Puberty heralds the start of reproductive activity in the stallion. The exact timing of puberty is unclear but has been defined as the time at which a stallion can produce 50 X 106 spermatozoa per ejaculate with greater than 10% progressive motility. Using these parameters, puberty is seen to commence at 21 months (Clay and Clay, 1992). The exact timing of puberty is known to be affected by several factors, including breed, management and the rate of stallion growth and development. Classically puberty is considered to commence between 17 and 22 months of age (Nishikawa, 1959b). Histological examination of testicular tissue indicates that spermatogenesis commences in utero with the migration of primordial cells into the fetal gonads (Everett, 1945). These primordial cells undergo division to produce gonocytes, which are found between the Sertoli cells. Puberty then heralds the further division of these to produce spermatogonia. Histological work on the changes within the testes, especially changes associated with the Leidig cells, suggests that puberty may occur between 12 and 26 months of age (Cornwall, 1972; Naden et al., 1990; Clay and Clay, 1992). Circulating hormone levels have also been used in an attempt to identify the timing of puberty. During early life, significant increases in circulating luteinizing hormone (LH) and follicle-stimulating hormone (FSH) levels have been demonstrated, starting as early as 8-10 months. This is followed at 12 months by an increase in testes size; the appearance of spermatogonia and primary spermatocytes is evident at 12-14 months of age, followed by the appearance of round spermatids at 16 months and mature spermatids at 36 months. This heralds the start of spermatozoan production (Cornwall et al., 1973; Curtis and Amann, 1981; Johnson, 1991a). Changes in circulating testosterone levels are also evident, with a significant rise in concentrations being reported to occur between 16 and 21 months (Naden et al., 1990; Clay and Clay, 1992).

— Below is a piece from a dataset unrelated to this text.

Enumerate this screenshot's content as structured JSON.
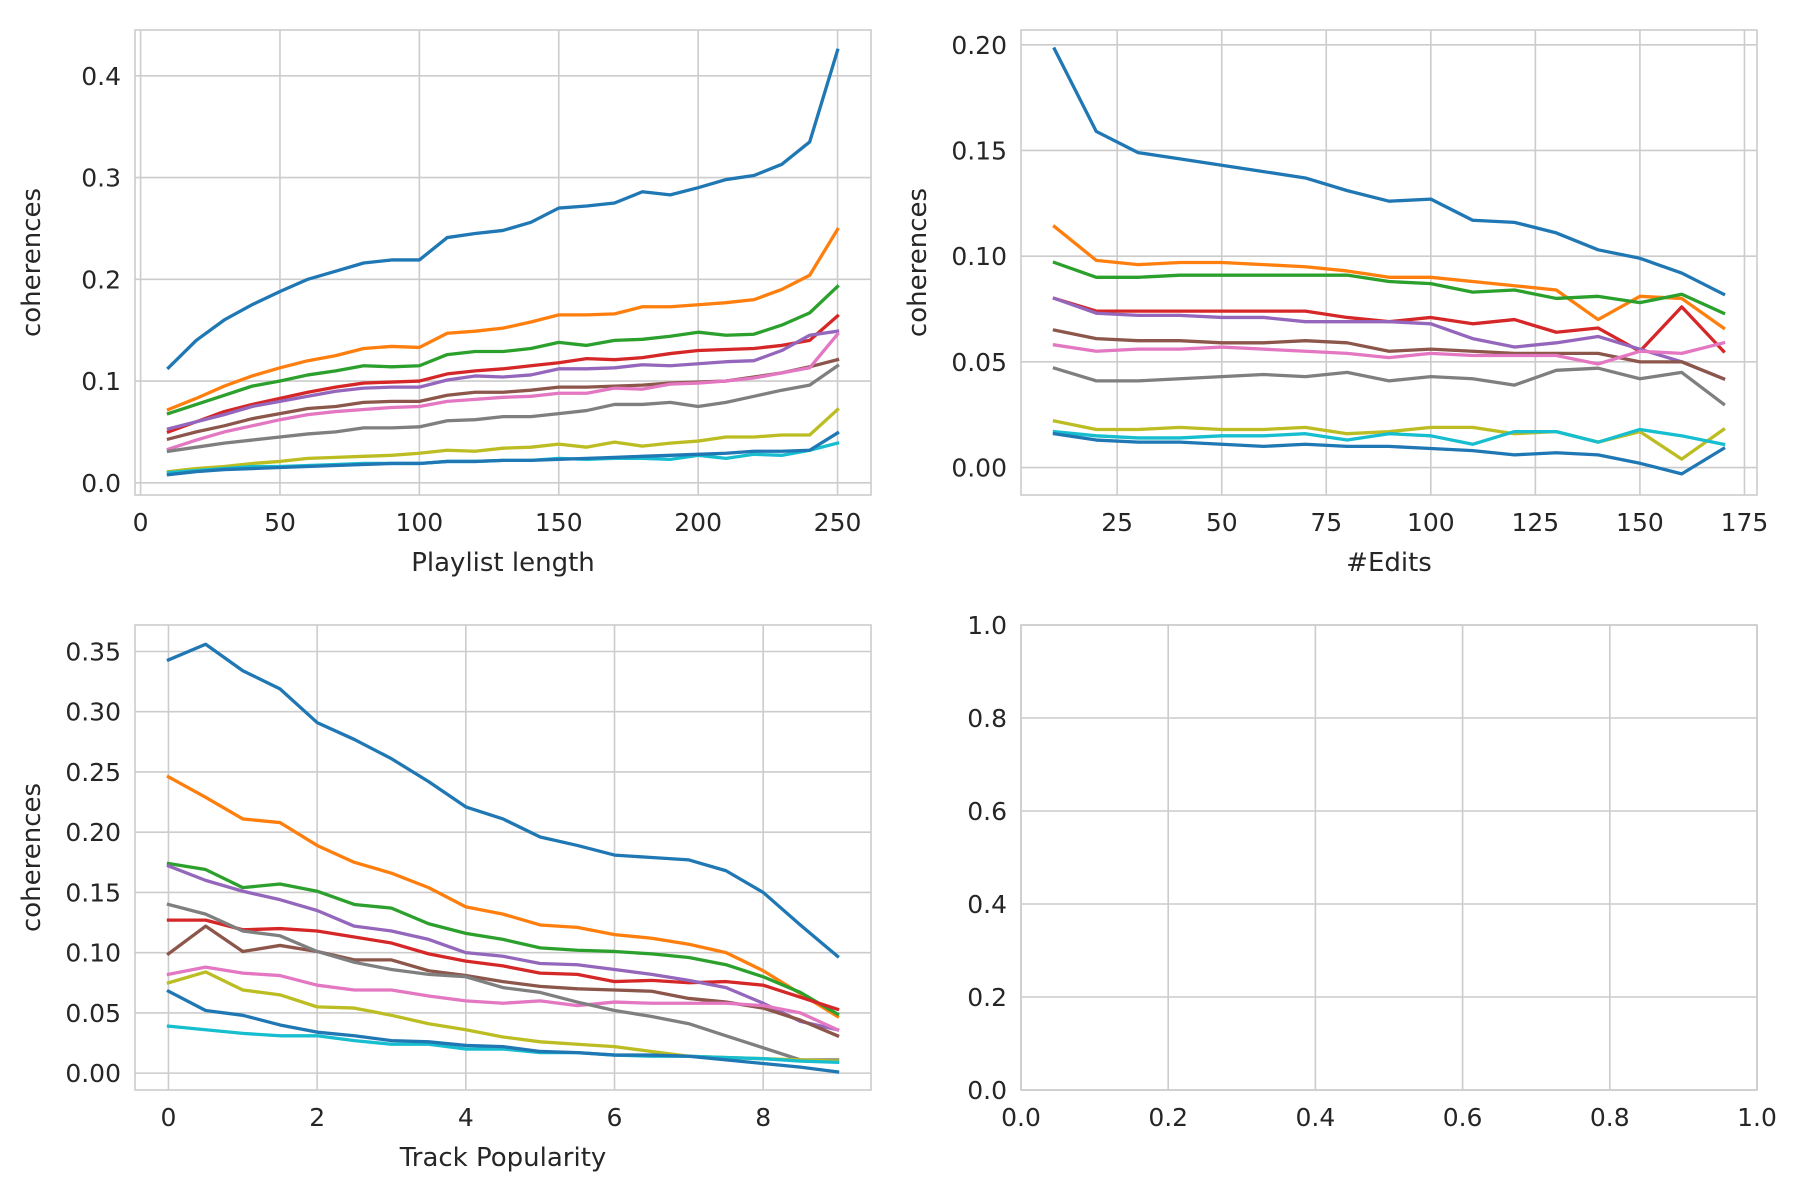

Regardless of the exact timing of puberty, it is evident that a stallion does not reach full adult reproductive ability and so is not capable of a full covering season until he is 5 years old. This is demonstrated in work by Johnson and Neaves (1981), Thompson and Honey (1984) and Berndtson and Jones
(1989) involving the assessment of several characteristics, including testicular weight, spermatozoan production, testosterone concentrations, and Leidig cell and Sertoli cell number and volume. Follow-on work by Johnson et al. (1991b) demonstrated that stallions of 3 years of age or younger are increasingly active spermatogenically and, therefore, capable of fertilizing mares. However, they only possess a limited sperm-producing capacity. Significant improvement in scrotal width, testicular tone, spermatozoan motility, the percentage of normal spermatozoa and the total number of spermatozoa produced is evident even between 2-3-year-old stallions (Sigler and Kiracofe, 1988). At 4 years of age stallions are reported to be able to produce adequate numbers of spermatozoa to cover the number of mares expected of a fully mature stallion, but they may not perform consistently well under heavy work loads. By 5 years of age they should be capable of consistently carrying out a full covering season (Johnson et al., 1991b). These apparent changes in reproductive activity in early life were also reported by Naden et al. (1990), who demonstrated changes in sexual behaviour and semen characteristics between 2 years of age and sexual maturity. However, their work indicated no change in time to erection, time to mount and the percentage of motile spermatozoa. It has been suggested that this improvement in reproductive ability is due not only to an increase in testis size and, therefore, function but also to an increase in the efficiency of spermatozoan production per gram of testicular tissue (Table 3.3).
Post maturity, reproductive function should continue, largely unchanged, until old age. However, reproductive function in terms of semen quality has been reported to decline after 20 years of age (Johnson and Thompson, 1983; Amann, 1993a,b). It has been suggested that this may be due to a reduction in output of spermatozoa (by up to 66%) evident after 15 years of age, accompanied by an increase in the incidence of morphological abnormalities (Van der Holst, 1975). This is disputed by other work which suggested that no such decline in performance is necessarily apparent (Johnson et al., 1991a).